Adapted from Roji’s manga Shinyu no “Dosei Shite” ni “Un” te Iu made, the series follows Yokoi Minato (Yoshizawa Kaname) and Nakano Wataru (Amemiya Kakeru), two best friends brought together in high school by a shared love of photography. Their bond deepens over the years, carrying them through university, shared living spaces, and adulthood, until distance fractures what was once effortless. When Minato moves away for work, Wataru is left alone in their apartment and finally forced to confront the truth he’s been avoiding: he’s in love with his best friend.

Three years later, Minato’s sudden message about transferring back home reopens everything Wataru has tried to bury. He wants to protect the friendship. Minato, however, seems to have other plans. Including a simple but nuanced suggestion of “Let’s live together.”
The first two episodes lay the framework, depending a lot on emotion to carry the story forward.
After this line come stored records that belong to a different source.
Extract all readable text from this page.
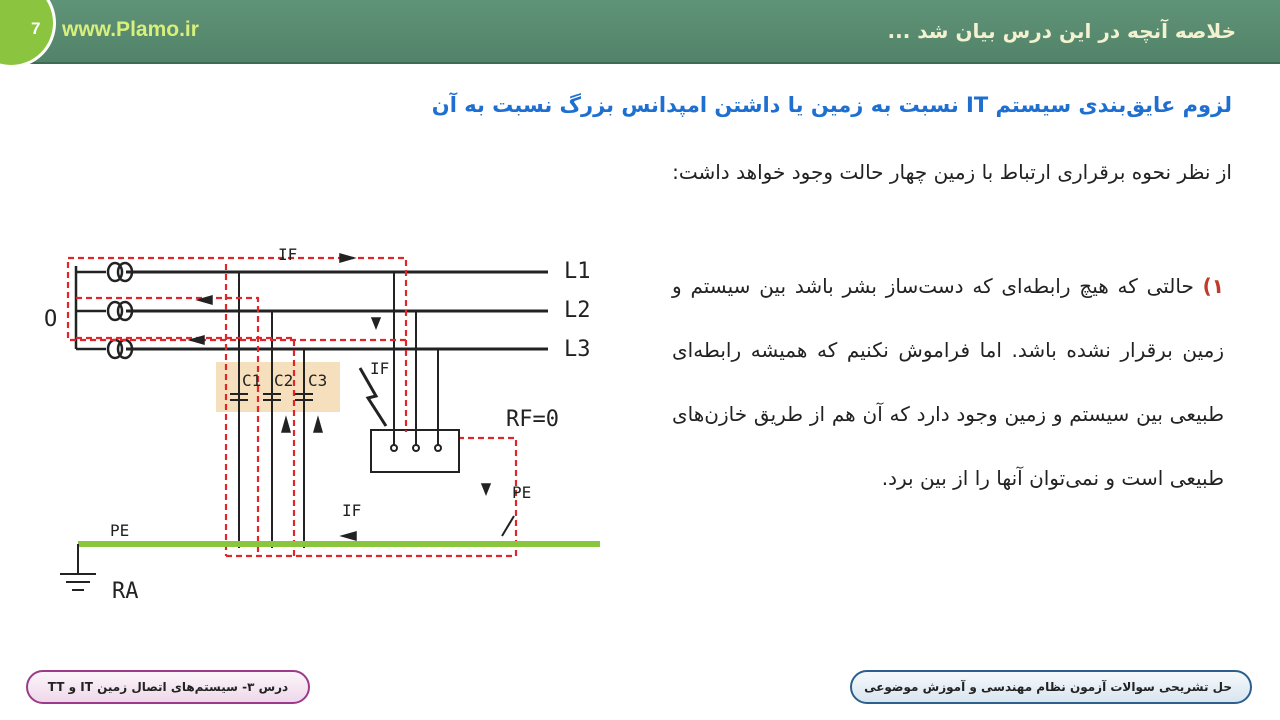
7 www.Plamo.ir	خلاصه آنچه در این درس بیان شد ...
لزوم عایق‌بندی سیستم IT نسبت به زمین یا داشتن امپدانس بزرگ نسبت به آن
از نظر نحوه برقراری ارتباط با زمین چهار حالت وجود خواهد داشت:
۱) حالتی که هیچ رابطه‌ای که دست‌ساز بشر باشد بین سیستم و زمین برقرار نشده باشد. اما فراموش نکنیم که همیشه رابطه‌ای طبیعی بین سیستم و زمین وجود دارد که آن هم از طریق خازن‌های طبیعی است و نمی‌توان آنها را از بین برد.
L1
L2
L3
O
RF=0
RA
IF
IF
IF
C1 C2 C3
PE
PE
درس ۳- سیستم‌های اتصال زمین IT و TT	حل تشریحی سوالات آزمون نظام مهندسی و آموزش موضوعی
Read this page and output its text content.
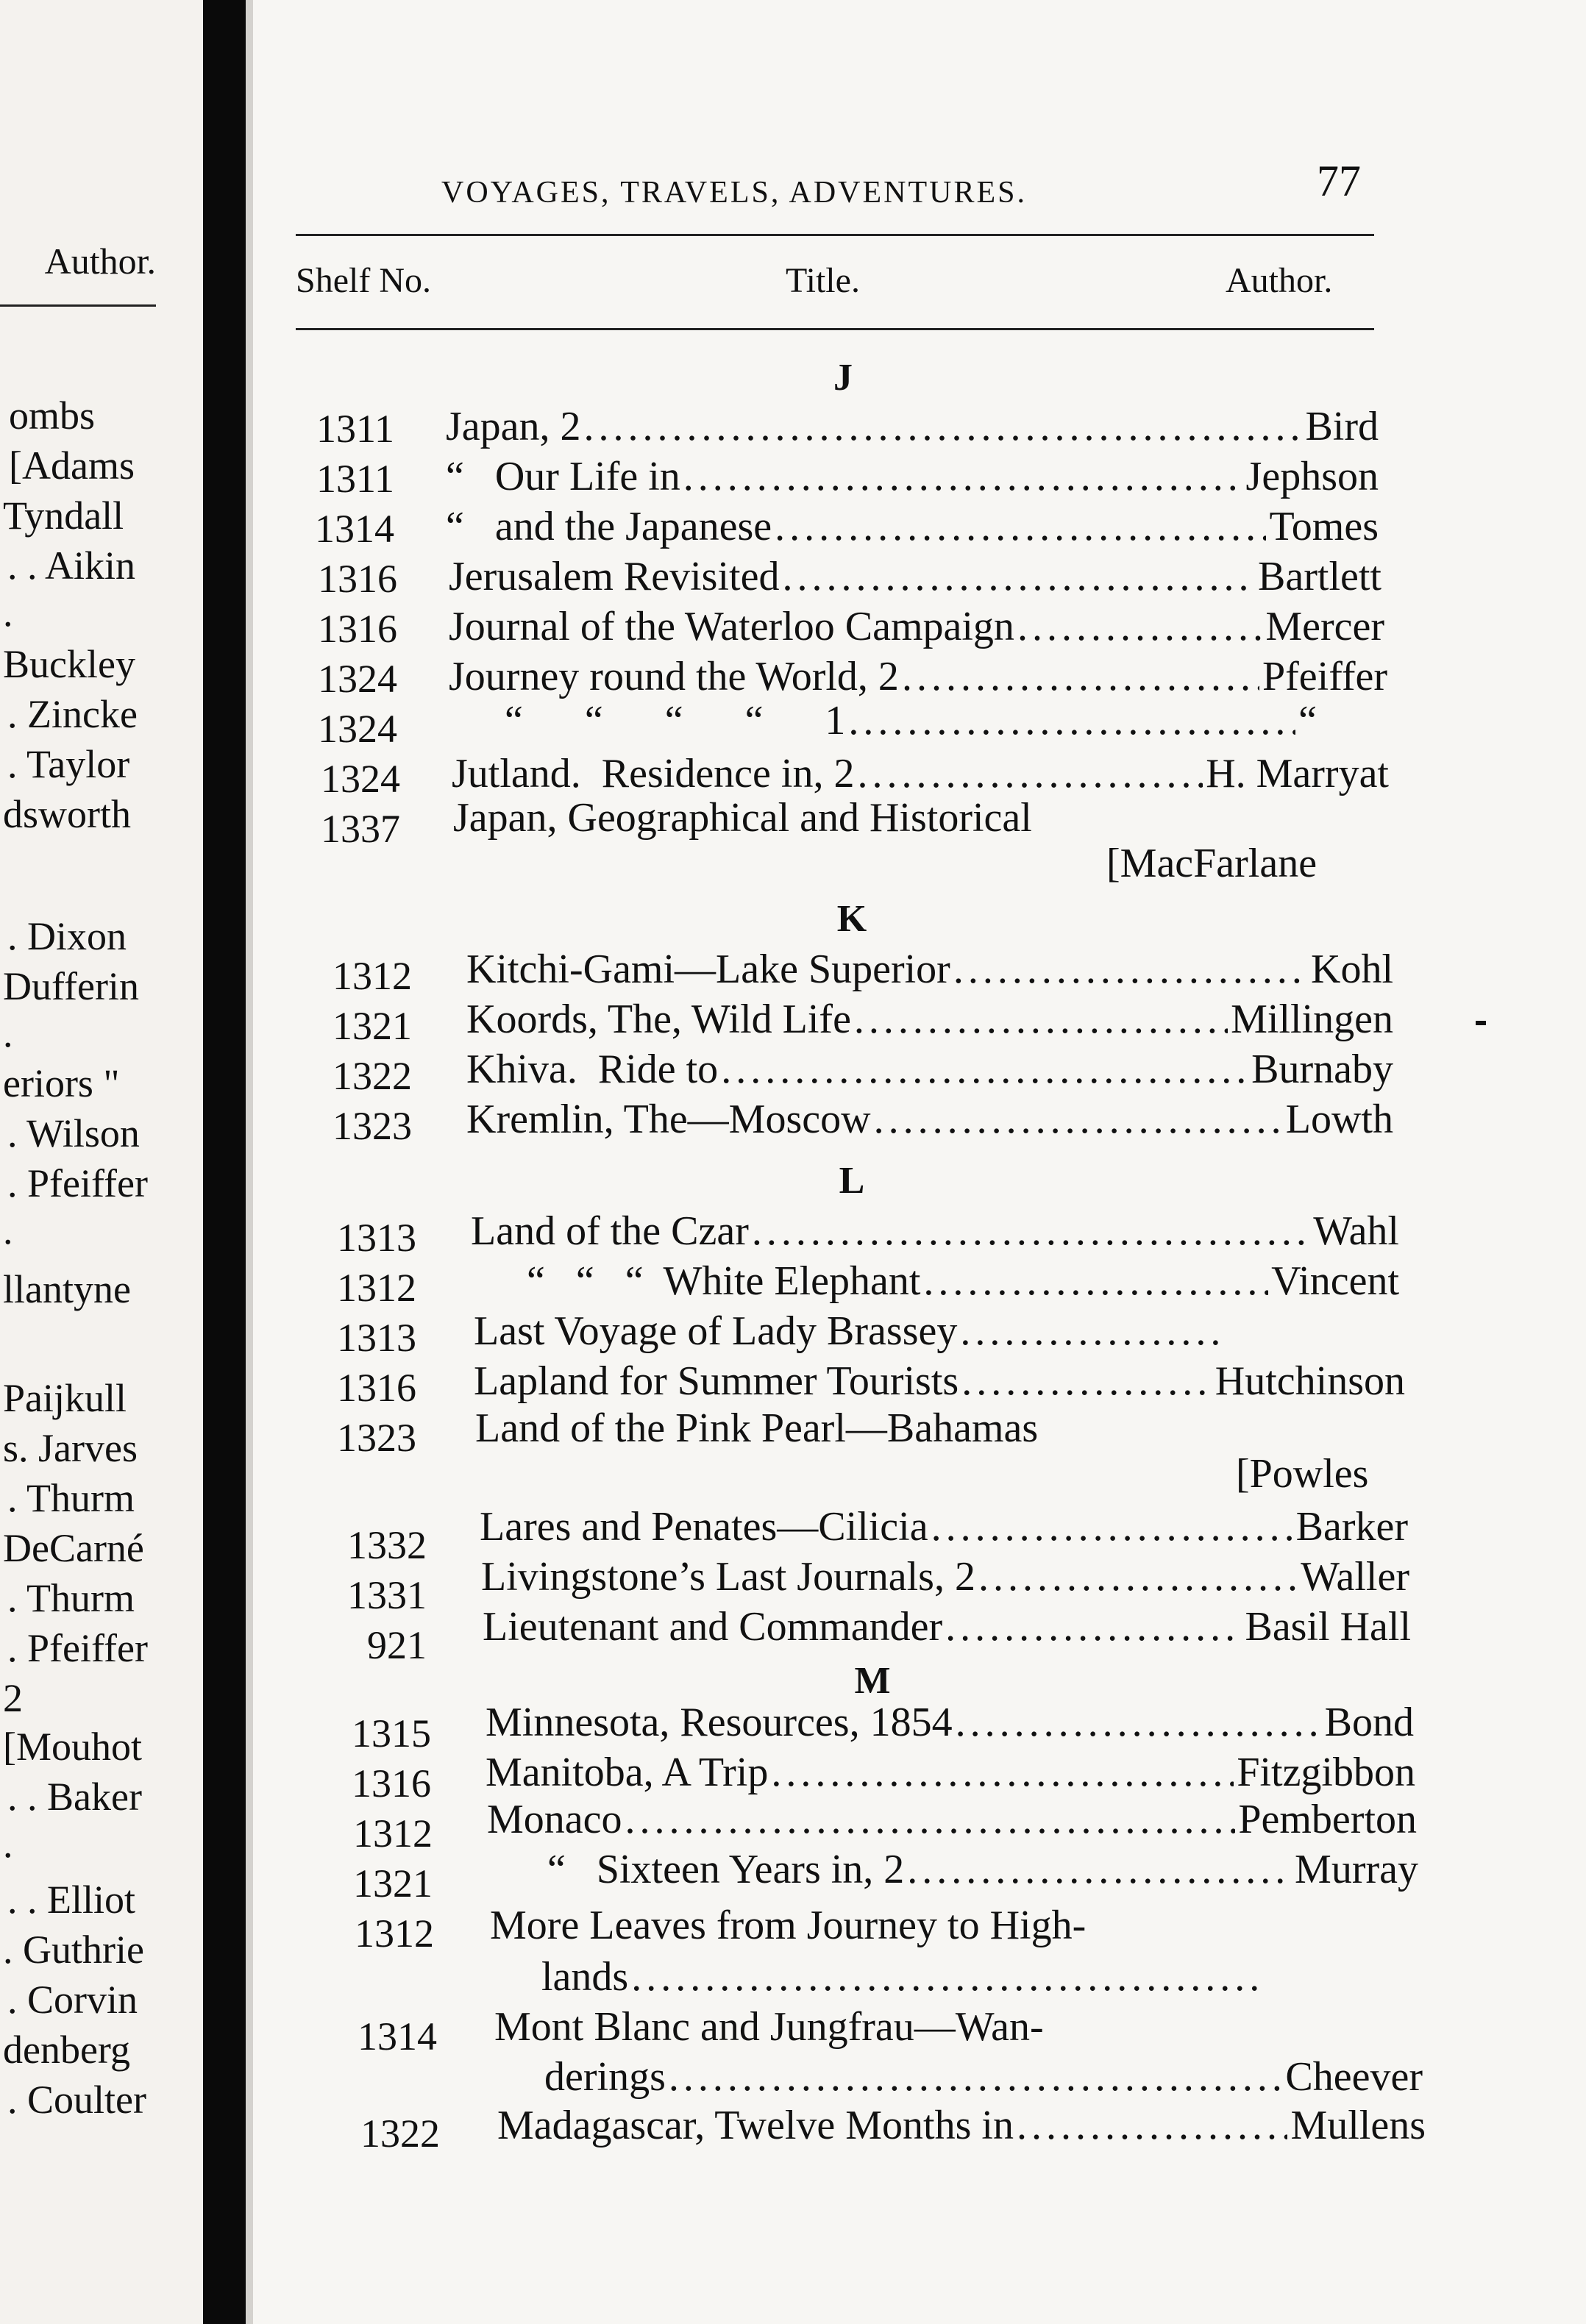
Author.
ombs
[Adams
Tyndall
. . Aikin
.
Buckley
. Zincke
. Taylor
dsworth
. Dixon
Dufferin
.
eriors "
. Wilson
. Pfeiffer
.
llantyne
Paijkull
s. Jarves
. Thurm
DeCarné
. Thurm
. Pfeiffer
2
[Mouhot
. . Baker
.
. . Elliot
. Guthrie
. Corvin
denberg
. Coulter
VOYAGES, TRAVELS, ADVENTURES.	77
Shelf No.	Title.	Author.
J
1311 Japan, 2 .....	Bird
1311 “   Our Life in .....	Jephson
1314 “   and the Japanese .....	Tomes
1316 Jerusalem Revisited .....	Bartlett
1316 Journal of the Waterloo Campaign .....	Mercer
1324 Journey round the World, 2 .....	Pfeiffer
1324	“      “      “      “      1 .....	“
1324 Jutland.  Residence in, 2 .....	H. Marryat
1337 Japan, Geographical and Historical
[MacFarlane
K
1312 Kitchi-Gami—Lake Superior .....	Kohl
1321 Koords, The, Wild Life .....	Millingen
1322 Khiva.  Ride to .....	Burnaby
1323 Kremlin, The—Moscow .....	Lowth
L
1313 Land of the Czar .....	Wahl
1312	“   “   “  White Elephant .....	Vincent
1313 Last Voyage of Lady Brassey
.....
1316 Lapland for Summer Tourists .....	Hutchinson
1323 Land of the Pink Pearl—Bahamas
[Powles
1332 Lares and Penates—Cilicia .....	Barker
1331 Livingstone’s Last Journals, 2 .....	Waller
921 Lieutenant and Commander .....	Basil Hall
M
1315 Minnesota, Resources, 1854 .....	Bond
1316 Manitoba, A Trip .....	Fitzgibbon
1312 Monaco .....	Pemberton
1321	“   Sixteen Years in, 2 .....	Murray
1312 More Leaves from Journey to High-
lands
.....
1314 Mont Blanc and Jungfrau—Wan-
derings .....	Cheever
1322 Madagascar, Twelve Months in .....	Mullens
Rather than depending on dramatic conflict, it leans into how much these two communicate without speaking. Every moment is heavy with thoughts neither manages to voice clearly.
Will it be today? Will it be tomorrow? Should I let myself fall? Will it ruin everything if I do?
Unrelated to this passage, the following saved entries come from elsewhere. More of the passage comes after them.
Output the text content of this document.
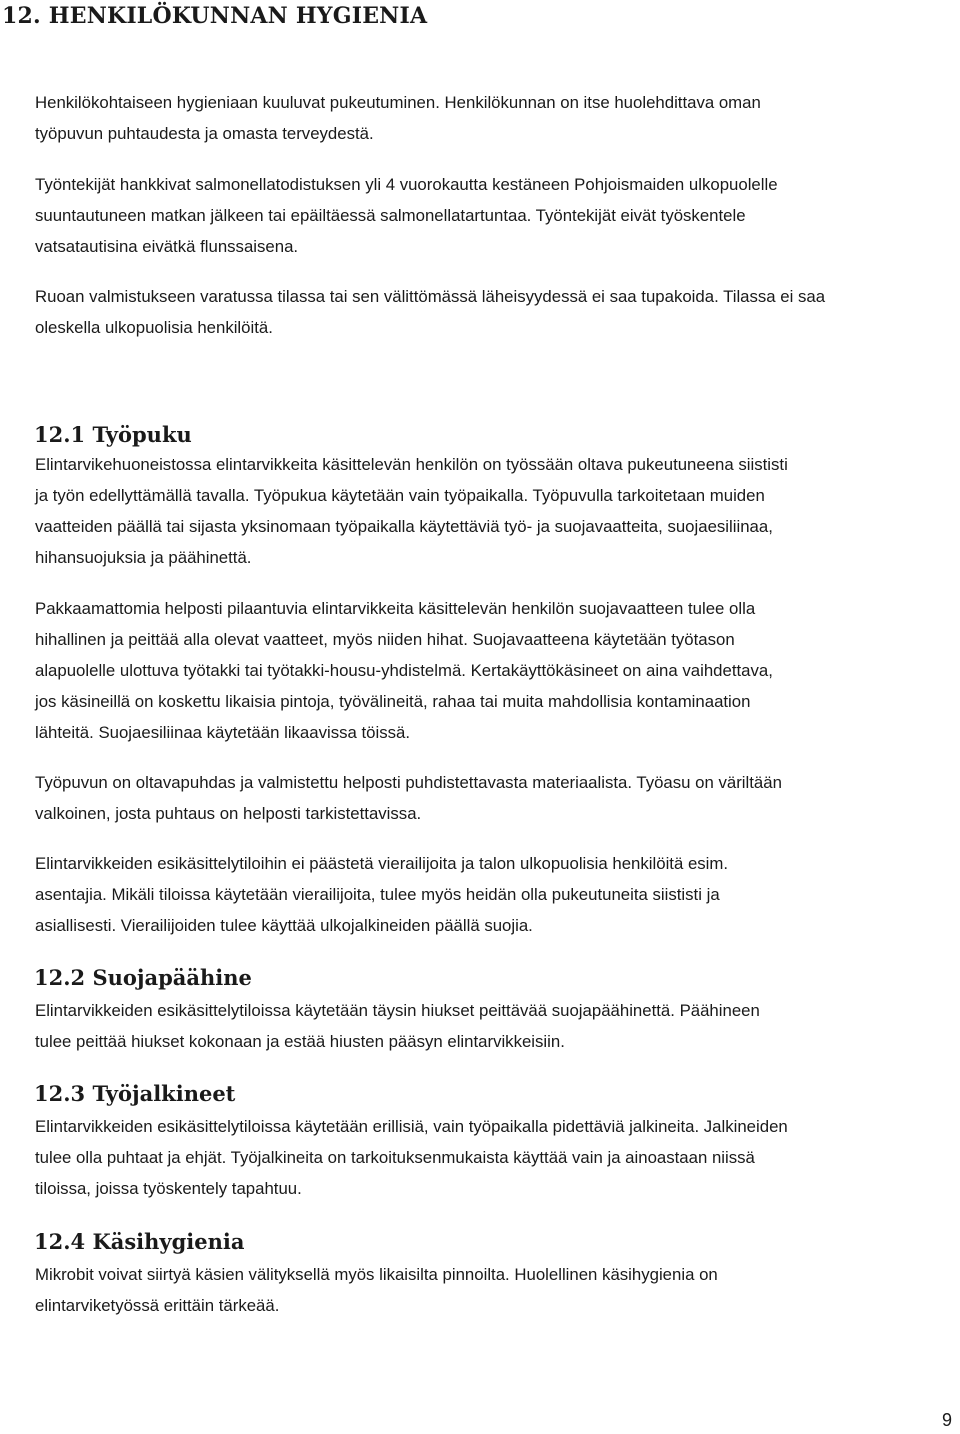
12. HENKILÖKUNNAN HYGIENIA
Henkilökohtaiseen hygieniaan kuuluvat pukeutuminen. Henkilökunnan on itse huolehdittava oman
työpuvun puhtaudesta ja omasta terveydestä.
Työntekijät hankkivat salmonellatodistuksen yli 4 vuorokautta kestäneen Pohjoismaiden ulkopuolelle
suuntautuneen matkan jälkeen tai epäiltäessä salmonellatartuntaa. Työntekijät eivät työskentele
vatsatautisina eivätkä flunssaisena.
Ruoan valmistukseen varatussa tilassa tai sen välittömässä läheisyydessä ei saa tupakoida. Tilassa ei saa
oleskella ulkopuolisia henkilöitä.
12.1 Työpuku
Elintarvikehuoneistossa elintarvikkeita käsittelevän henkilön on työssään oltava pukeutuneena siististi
ja työn edellyttämällä tavalla. Työpukua käytetään vain työpaikalla. Työpuvulla tarkoitetaan muiden
vaatteiden päällä tai sijasta yksinomaan työpaikalla käytettäviä työ- ja suojavaatteita, suojaesiliinaa,
hihansuojuksia ja päähinettä.
Pakkaamattomia helposti pilaantuvia elintarvikkeita käsittelevän henkilön suojavaatteen tulee olla
hihallinen ja peittää alla olevat vaatteet, myös niiden hihat. Suojavaatteena käytetään työtason
alapuolelle ulottuva työtakki tai työtakki-housu-yhdistelmä. Kertakäyttökäsineet on aina vaihdettava,
jos käsineillä on koskettu likaisia pintoja, työvälineitä, rahaa tai muita mahdollisia kontaminaation
lähteitä. Suojaesiliinaa käytetään likaavissa töissä.
Työpuvun on oltavapuhdas ja valmistettu helposti puhdistettavasta materiaalista. Työasu on väriltään
valkoinen, josta puhtaus on helposti tarkistettavissa.
Elintarvikkeiden esikäsittelytiloihin ei päästetä vierailijoita ja talon ulkopuolisia henkilöitä esim.
asentajia. Mikäli tiloissa käytetään vierailijoita, tulee myös heidän olla pukeutuneita siististi ja
asiallisesti. Vierailijoiden tulee käyttää ulkojalkineiden päällä suojia.
12.2 Suojapäähine
Elintarvikkeiden esikäsittelytiloissa käytetään täysin hiukset peittävää suojapäähinettä. Päähineen
tulee peittää hiukset kokonaan ja estää hiusten pääsyn elintarvikkeisiin.
12.3 Työjalkineet
Elintarvikkeiden esikäsittelytiloissa käytetään erillisiä, vain työpaikalla pidettäviä jalkineita. Jalkineiden
tulee olla puhtaat ja ehjät. Työjalkineita on tarkoituksenmukaista käyttää vain ja ainoastaan niissä
tiloissa, joissa työskentely tapahtuu.
12.4 Käsihygienia
Mikrobit voivat siirtyä käsien välityksellä myös likaisilta pinnoilta. Huolellinen käsihygienia on
elintarviketyössä erittäin tärkeää.
9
These unspoken questions hover constantly between them, and the actors express it beautifully. There’s something incredibly soothing about watching Minato and Wataru exist together. Through photography, through domestic moments, through small acts, you can feel the deep emotional safety they provide for each other. They are better people when they’re side by side, even if only one of them seems fully aware of it.

The early episodes focus heavily on how Wataru connects to Minato through his lens, how Minato responds to being truly seen, and how that connection quietly deepens into love. We watch the friendship grow, the years pass, the domestic bliss of living together, the sudden heartache of separation, and the emotional whiplash when Wataru realizes he’s in love with Minato.
It’s hard not to notice that Minato has been in love all along. The real question now isn’t if something will happen between them, but when Wataru finally allows himself to stop running from it.
This series shines because of the tension of “almost” it explores. The tenderness of familiarity. The frustration of missed cues. The fear of losing something precious versus the risk of wanting more.

And I’m completely ready to watch that internal battle unfold.
For a soft, emotionally driven slow burn romance about friendship, fear, and the quiet countdown toward saying yes, check out Countdown to Yes now on GagaOOLala. While friends to lovers tropes aren’t always my favorite, when done right, they really do capture the heart.